When we awoke this morning, we found ourselves in the midst of a winter wonderland. Snow was quickly accumulating. I found it to be so refreshing. Our world had been covered in a beautiful blanket of white. This reduction in contrast softened the distinctions between objects, even blurring the line between earth and sky. The ground took on gentle slopes, covering the world beneath, leaving only small traces of its former self. The snow rolled everything into one. Somehow this image seems like my own worn life path, with most elements camouflaged under a canopy of snow, while others remain visible and present, catching my attention along on the journey.
We had the added blessing of Rob working from home today, since the roads were too treacherous for him to make his morning commute. The children are reluctantly settling back into routines of home, but it is taking some time. So my two year old made frequent checks on my husband to ‘see what he was doing,’ despite my best efforts to explain the situation.
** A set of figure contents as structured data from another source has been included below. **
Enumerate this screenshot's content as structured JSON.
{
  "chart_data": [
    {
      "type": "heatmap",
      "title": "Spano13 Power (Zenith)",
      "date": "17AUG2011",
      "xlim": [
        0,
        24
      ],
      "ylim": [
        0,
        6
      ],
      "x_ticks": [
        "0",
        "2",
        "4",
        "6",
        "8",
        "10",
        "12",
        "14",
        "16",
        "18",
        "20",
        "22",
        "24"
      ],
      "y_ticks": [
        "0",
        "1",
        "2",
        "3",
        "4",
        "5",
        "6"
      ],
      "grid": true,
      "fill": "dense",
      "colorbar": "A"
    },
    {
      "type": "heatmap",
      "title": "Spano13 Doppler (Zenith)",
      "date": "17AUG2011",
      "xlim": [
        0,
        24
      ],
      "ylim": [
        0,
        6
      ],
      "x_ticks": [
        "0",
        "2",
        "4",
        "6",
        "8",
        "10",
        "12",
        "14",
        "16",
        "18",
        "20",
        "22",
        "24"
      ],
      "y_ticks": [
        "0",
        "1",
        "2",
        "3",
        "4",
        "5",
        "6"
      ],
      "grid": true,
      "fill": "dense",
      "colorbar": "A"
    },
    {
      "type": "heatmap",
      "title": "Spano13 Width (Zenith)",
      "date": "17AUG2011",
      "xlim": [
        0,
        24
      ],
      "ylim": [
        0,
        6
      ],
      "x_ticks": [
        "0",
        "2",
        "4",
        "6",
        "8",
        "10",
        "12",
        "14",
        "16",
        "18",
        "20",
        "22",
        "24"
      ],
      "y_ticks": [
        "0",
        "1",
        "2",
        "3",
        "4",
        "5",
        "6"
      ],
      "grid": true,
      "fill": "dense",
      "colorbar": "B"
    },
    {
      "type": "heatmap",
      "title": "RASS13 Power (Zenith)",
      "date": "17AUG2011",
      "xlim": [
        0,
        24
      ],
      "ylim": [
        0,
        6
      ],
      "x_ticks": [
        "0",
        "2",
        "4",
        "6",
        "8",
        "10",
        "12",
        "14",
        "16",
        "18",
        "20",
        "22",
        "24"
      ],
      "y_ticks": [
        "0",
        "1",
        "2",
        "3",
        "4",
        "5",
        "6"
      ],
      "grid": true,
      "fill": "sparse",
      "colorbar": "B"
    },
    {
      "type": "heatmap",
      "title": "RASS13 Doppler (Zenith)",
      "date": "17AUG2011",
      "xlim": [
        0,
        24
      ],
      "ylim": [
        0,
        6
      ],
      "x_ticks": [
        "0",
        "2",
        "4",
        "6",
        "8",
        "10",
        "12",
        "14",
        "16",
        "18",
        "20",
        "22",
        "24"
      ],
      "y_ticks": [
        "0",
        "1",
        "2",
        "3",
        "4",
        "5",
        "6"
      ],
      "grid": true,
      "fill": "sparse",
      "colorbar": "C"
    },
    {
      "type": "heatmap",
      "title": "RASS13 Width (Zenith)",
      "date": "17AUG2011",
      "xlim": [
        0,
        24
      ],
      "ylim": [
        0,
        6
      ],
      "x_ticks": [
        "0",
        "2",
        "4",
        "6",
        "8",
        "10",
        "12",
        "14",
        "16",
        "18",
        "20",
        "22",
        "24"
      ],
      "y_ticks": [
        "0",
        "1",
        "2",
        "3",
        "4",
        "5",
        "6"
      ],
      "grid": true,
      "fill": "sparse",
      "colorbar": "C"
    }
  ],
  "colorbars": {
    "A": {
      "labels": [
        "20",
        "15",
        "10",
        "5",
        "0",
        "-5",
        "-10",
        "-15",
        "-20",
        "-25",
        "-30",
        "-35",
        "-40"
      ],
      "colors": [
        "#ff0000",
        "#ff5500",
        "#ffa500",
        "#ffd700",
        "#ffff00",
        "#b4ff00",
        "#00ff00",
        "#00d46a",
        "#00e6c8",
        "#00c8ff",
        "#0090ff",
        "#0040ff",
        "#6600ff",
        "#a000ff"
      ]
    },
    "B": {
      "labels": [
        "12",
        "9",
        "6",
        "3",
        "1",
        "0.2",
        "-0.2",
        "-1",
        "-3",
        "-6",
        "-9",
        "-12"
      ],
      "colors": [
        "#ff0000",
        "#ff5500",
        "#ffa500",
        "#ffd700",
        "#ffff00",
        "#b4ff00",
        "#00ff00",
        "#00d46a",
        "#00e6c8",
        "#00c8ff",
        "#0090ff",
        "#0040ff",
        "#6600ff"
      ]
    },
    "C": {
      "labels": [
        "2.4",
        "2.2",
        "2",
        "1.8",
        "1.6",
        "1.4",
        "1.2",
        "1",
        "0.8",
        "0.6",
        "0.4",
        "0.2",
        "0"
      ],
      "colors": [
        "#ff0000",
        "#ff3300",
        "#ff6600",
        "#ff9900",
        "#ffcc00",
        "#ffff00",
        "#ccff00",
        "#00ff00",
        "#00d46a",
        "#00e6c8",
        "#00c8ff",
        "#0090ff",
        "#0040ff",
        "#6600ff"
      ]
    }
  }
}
I dream of a day when he doesn’t have to work outside the house. Today was a bit of an experiment of what that might be like. From all reports on his end he was reasonably productive despite the soundtrack of our home. I thought it was glorious!
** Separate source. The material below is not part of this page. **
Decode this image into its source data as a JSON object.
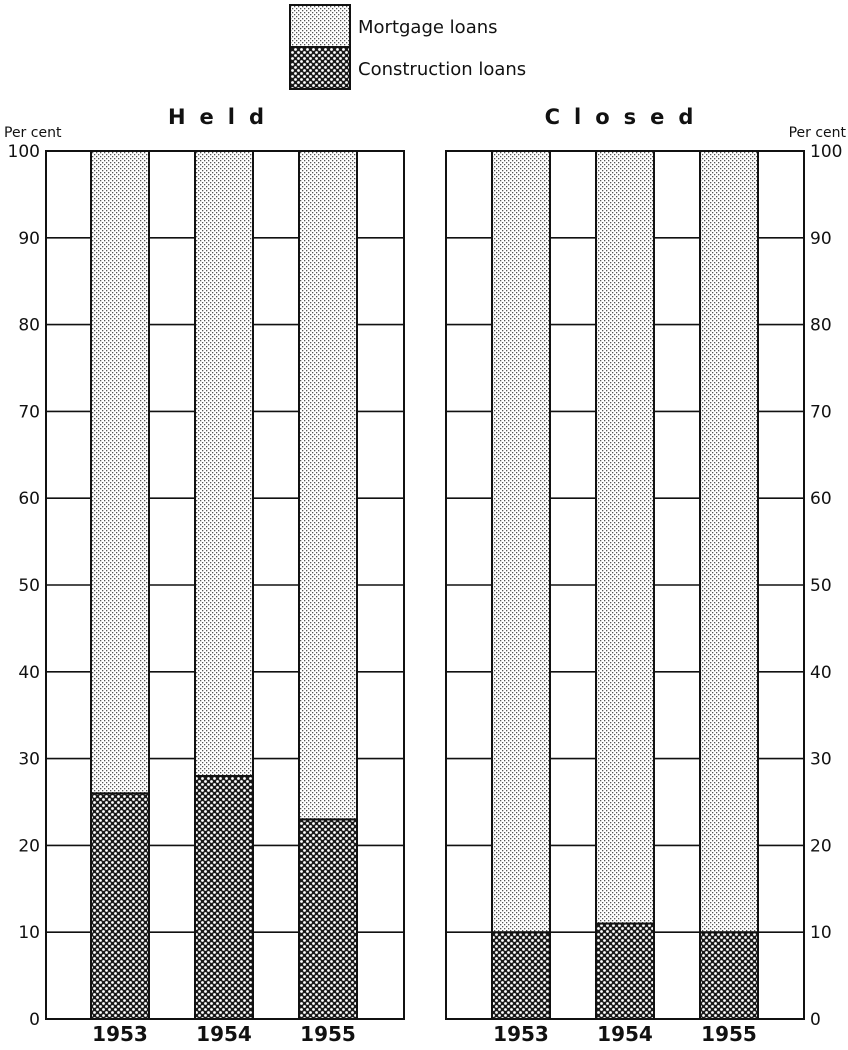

While I prepared lunch, Rob had time to enjoy the children. It was a good day for soup! I chopped left over veggies from our holiday appetizer trays, used up some leftover turkey stock mixed with meat, added the potatoes still lingering from Christmas dinner, diced the celeriac that had patiently watited at the back of our fridge through the holidays, and some carrots from the autumn harvest. The result was apparently a good one, since conversation over lunch turned to how one goes about creating a good soup. I opted for the appropriate use of salt, while Rob felt it was the layering of subtle flavour textures that made it a success.
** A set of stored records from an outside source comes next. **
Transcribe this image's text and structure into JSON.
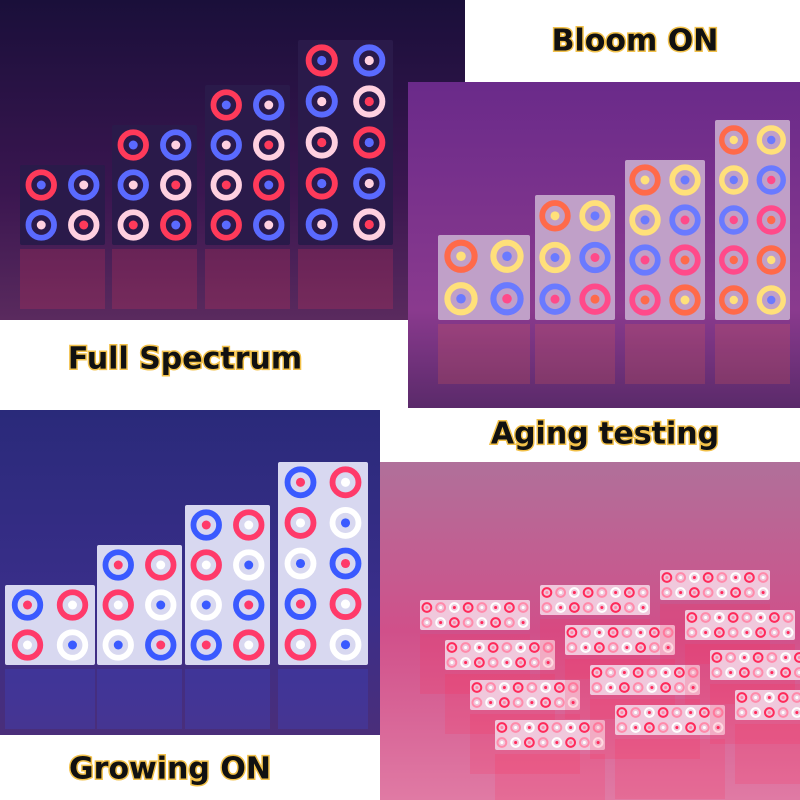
{
  "captions": {
    "top_right": "Bloom ON",
    "middle_left": "Full Spectrum",
    "middle_right": "Aging testing",
    "bottom_left": "Growing ON"
  }
}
I found it hard not to draw a connection between the blanketing of our world with snow and the blending of a soup. In each, the details are lost to uniformity, but the end result holds all of the beauty of what once was. In combination, something more beautiful and magical is created.
I love how January offers the opportunity to lay a new blanket of snow. How each new day is its own blended soup. And when my eldest son raced up the stairs after his rest time, bounding toward the window exclaiming, “Our footprints from this morning are almost gone!” I was reminded how blanketing and blending are constant processes in our home…when we take the time to notice them.
Beautiful writing, and you remind me that pot of soup I’ve been wanting to make. Just in time for our coldest day of the winter so far.
What a lovely compliment, thank you! We will be enjoying my soup for several days…as you can imagine it grew to quite a size!